Each of the episodes focuses on a particular type of cohabitat (inter-generational, friends and women), from the example of two different communities.
The sub-title of Living together, Of dreams and utopia, is misleading, even if it is not misleading to the extent… In these three episodes, people from Quebec, the United Kingdom, Denmark and Germany, who have chosen to make their life in a community tightly knit, but not too much, explain how and why they have achieved the dream that many consider to be utopia.
The testimonies collected by the director Pascal Brouard anchors us in the “concrete” implications of the choice of such a mode of habitation, of the efforts and concessions that he asks, but also and especially of the many benefits that accrue to those who practice them.
Each of the episodes focuses on a particular type of cohabitat (inter-generational, friends and women), from the example of two different communities.
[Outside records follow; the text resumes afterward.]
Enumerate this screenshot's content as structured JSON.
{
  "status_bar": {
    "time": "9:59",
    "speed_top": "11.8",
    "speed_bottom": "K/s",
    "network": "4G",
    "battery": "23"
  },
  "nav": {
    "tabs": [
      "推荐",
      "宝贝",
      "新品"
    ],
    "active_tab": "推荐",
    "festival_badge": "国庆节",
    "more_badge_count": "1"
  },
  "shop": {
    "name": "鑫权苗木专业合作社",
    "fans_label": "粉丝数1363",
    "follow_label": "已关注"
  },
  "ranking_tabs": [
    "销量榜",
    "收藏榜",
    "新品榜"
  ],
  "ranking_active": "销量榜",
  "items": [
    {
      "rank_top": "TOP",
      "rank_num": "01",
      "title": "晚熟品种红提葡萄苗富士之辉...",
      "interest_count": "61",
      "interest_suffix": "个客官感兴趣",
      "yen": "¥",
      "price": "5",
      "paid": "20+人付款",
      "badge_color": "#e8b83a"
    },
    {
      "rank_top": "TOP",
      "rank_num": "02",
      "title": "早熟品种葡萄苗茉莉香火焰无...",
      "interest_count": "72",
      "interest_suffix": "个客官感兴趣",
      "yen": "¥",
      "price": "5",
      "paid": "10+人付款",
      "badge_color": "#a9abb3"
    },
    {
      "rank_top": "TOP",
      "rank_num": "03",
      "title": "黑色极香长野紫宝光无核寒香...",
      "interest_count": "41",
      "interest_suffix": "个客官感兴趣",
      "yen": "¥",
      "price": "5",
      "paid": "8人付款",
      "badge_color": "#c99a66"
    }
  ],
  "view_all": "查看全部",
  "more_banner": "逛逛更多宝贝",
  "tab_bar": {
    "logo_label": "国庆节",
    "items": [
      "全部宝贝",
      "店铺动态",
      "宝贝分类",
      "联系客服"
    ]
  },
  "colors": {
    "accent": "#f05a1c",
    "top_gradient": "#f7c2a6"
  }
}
The narrative of these portraits of communities is fully embroidered by the testimony of the inhabitants of these communities : no narrative explanation, no context more global, not statistics… A little information about the extent of this phenomenon, which we can guess more and more popular in the West, would have been welcome.
This is the main weakness of this series is otherwise a very friendly, joyful and full of hope for those who dream of living well : the enthusiasm of the “cohabitants” is what we hear and what we see interact in their common daily life is particularly contagious. And in this sense, the sub-title is particularly well chosen…
Jane Virgil has been a reporter on the news desk since 2013. Before that she wrote about young adolescence and family dynamics for Styles and was the legal affairs correspondent for the Metro desk. Before joining The Koz Week, Jane Virgil worked as a staff writer at the Village Voice and a freelancer for Newsday, The Wall Street Journal, GQ and Mirabella.